I problemi, per la banda Zoff arrivano quando da martello è costretta a trasformarsi in incudine. Gregucci a parte, la difesa laziale non abbonda di fenomeni, espressione che diventa un eufemismo a cospetto del libero Soldà, troppo incerto per poter infondere tranquillità ai compagni e all'apparato cardiaco della tifoseria.
Alla splendida e contraddittoria Lazio di Zoff si opponeva ieri sera una squadra che nessuno, tantomeno Sacchi, è disposto a chiamare Milan. Le chilometriche assenze nella formazione-tipo (cinque titolari), già gravi di per sé, obbligavano l'Arrigo a snaturare la posizione di diversi giocatori: e così si vedeva Evani gingillarsi in mezzo al campo, anziché sfiancarsi sulla corsia sinistra, e Daniele Massaro a pasticciare in regia, lontano da quella zona-gol in cui l'anno scorso riuscì a dare il meglio. Aggiungete lo svogliato Van Basten delle partite che non contano, preoccupato di preservare il candore dei suoi pantaloncini, e vi sarete fatti un'idea della scarsa credibilità di quest'apparizìone romana del Milan, impegnato in un vertiginoso “palla-giro” agostano che oggi Io porta in Svizzera a Friburgo (rientra Baresi) e mercoledì a Madrid, dove dovrebbe rispuntare Gullit, atteso oggi da un allenamento-test a Linate.
La partita, disputata davanti a un pubblico di densità inversamente proporzionale ai decibel (colonna sonora infarcita di inni a Zoff e pernacchie per Roma, Berlusconi e il “traditore” Di Canio), mostrava subito una Lazio tambureggiante e un Milan a singhiozzo. Ci voleva tutto il genio del povero Sergio per trasformare un simile scenario in una situazione favorevole ai rossoneri. Accadeva al 10': cross di Massaro, il terzino di casa abborda il pallone con il petto e lo spinge in gol, sotto gli occhi perplessi di Fiori, l'altro punto interrogativo di una difesa che - come la Juve di Zoff - avrebbe bisogno di un tappa-falle del calibro di Tacconi.

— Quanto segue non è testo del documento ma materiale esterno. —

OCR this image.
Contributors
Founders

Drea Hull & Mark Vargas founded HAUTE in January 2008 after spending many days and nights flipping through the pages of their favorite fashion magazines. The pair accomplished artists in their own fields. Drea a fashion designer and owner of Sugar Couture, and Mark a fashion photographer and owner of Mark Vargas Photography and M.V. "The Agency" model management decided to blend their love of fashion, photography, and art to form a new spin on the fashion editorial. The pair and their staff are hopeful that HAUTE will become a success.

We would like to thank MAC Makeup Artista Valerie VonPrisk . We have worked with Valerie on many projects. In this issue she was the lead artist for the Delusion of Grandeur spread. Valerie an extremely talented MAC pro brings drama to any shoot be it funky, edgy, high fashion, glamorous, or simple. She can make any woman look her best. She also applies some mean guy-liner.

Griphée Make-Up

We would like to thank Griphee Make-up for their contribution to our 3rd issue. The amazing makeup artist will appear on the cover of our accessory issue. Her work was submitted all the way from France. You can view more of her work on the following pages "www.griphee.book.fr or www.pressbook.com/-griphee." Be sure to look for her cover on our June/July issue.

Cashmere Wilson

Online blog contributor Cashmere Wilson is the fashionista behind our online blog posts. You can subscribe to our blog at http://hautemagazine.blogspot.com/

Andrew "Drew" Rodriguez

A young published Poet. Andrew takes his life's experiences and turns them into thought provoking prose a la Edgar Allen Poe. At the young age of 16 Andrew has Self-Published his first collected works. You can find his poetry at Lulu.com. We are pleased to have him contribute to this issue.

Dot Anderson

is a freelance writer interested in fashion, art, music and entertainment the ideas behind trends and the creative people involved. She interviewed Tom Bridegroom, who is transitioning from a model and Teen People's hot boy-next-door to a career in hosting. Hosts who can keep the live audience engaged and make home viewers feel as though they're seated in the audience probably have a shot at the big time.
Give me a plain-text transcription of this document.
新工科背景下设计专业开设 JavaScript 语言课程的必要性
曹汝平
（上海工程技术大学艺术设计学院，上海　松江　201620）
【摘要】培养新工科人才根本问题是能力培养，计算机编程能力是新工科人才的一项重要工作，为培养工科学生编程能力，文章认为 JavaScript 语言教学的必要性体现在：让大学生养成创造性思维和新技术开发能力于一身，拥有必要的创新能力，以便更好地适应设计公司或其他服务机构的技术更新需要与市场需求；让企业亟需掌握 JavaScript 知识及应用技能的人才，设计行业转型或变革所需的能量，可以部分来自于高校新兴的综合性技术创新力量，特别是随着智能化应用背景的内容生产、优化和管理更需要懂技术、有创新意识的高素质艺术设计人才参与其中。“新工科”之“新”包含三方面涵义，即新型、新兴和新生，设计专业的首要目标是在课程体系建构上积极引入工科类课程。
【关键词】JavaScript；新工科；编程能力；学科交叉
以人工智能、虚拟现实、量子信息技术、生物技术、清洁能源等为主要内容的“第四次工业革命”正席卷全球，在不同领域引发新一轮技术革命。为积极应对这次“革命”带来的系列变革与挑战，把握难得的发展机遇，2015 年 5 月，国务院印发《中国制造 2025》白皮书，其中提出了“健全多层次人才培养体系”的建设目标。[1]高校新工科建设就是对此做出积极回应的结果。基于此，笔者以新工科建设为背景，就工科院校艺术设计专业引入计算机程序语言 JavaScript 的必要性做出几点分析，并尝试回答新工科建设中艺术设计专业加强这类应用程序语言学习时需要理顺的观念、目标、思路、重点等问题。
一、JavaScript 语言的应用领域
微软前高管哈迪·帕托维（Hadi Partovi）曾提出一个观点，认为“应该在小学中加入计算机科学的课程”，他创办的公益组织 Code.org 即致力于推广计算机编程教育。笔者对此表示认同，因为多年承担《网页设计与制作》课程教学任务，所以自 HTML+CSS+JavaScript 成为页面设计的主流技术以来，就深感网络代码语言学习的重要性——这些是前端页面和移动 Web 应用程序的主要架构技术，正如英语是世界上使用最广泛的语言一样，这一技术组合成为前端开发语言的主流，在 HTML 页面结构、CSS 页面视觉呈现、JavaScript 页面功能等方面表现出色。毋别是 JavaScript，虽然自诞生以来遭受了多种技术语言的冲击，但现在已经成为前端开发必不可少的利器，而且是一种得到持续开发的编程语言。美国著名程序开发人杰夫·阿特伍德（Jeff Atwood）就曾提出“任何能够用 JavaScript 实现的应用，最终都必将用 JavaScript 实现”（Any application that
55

La superiorità della Lazio era però troppo netta per potersi dissolvere dinanzi a una semplice circostanza negativa. Ripartivano allora gli schemi irresistibili del neo-allenatore e soprattutto ripartiva Sergio, il trascinatore. Il suo primo cross arrivava al 14' e permetteva a Sosa di apporre il sigillo del pareggio. 3’ di pazienza e il terzino concupito dalla Juve provvedeva al bis, stavolta per la super-testa di Riedle: 2-1, stadio e panchina laziale in piedi, tranne - manco a dirlo - il grande Dino, l'uomo che mette il gesso alle emozioni.
Il monologo laziale offriva gloria un po' a tutti, anche se solo Sosa, abbrancato in disperata uscita da Pazzagli, sapeva coglierla a dovere, con un rigore che al 55' scolpiva il risultato sul 3-1 con la collaborazione di Fiori, che parava nel finale un penalty di Van Basten e la successiva, doppia ribattuta dell'olandese e Stroppa. E dopo una bomba del giovane Saurini trasformava il trionfo in goleada.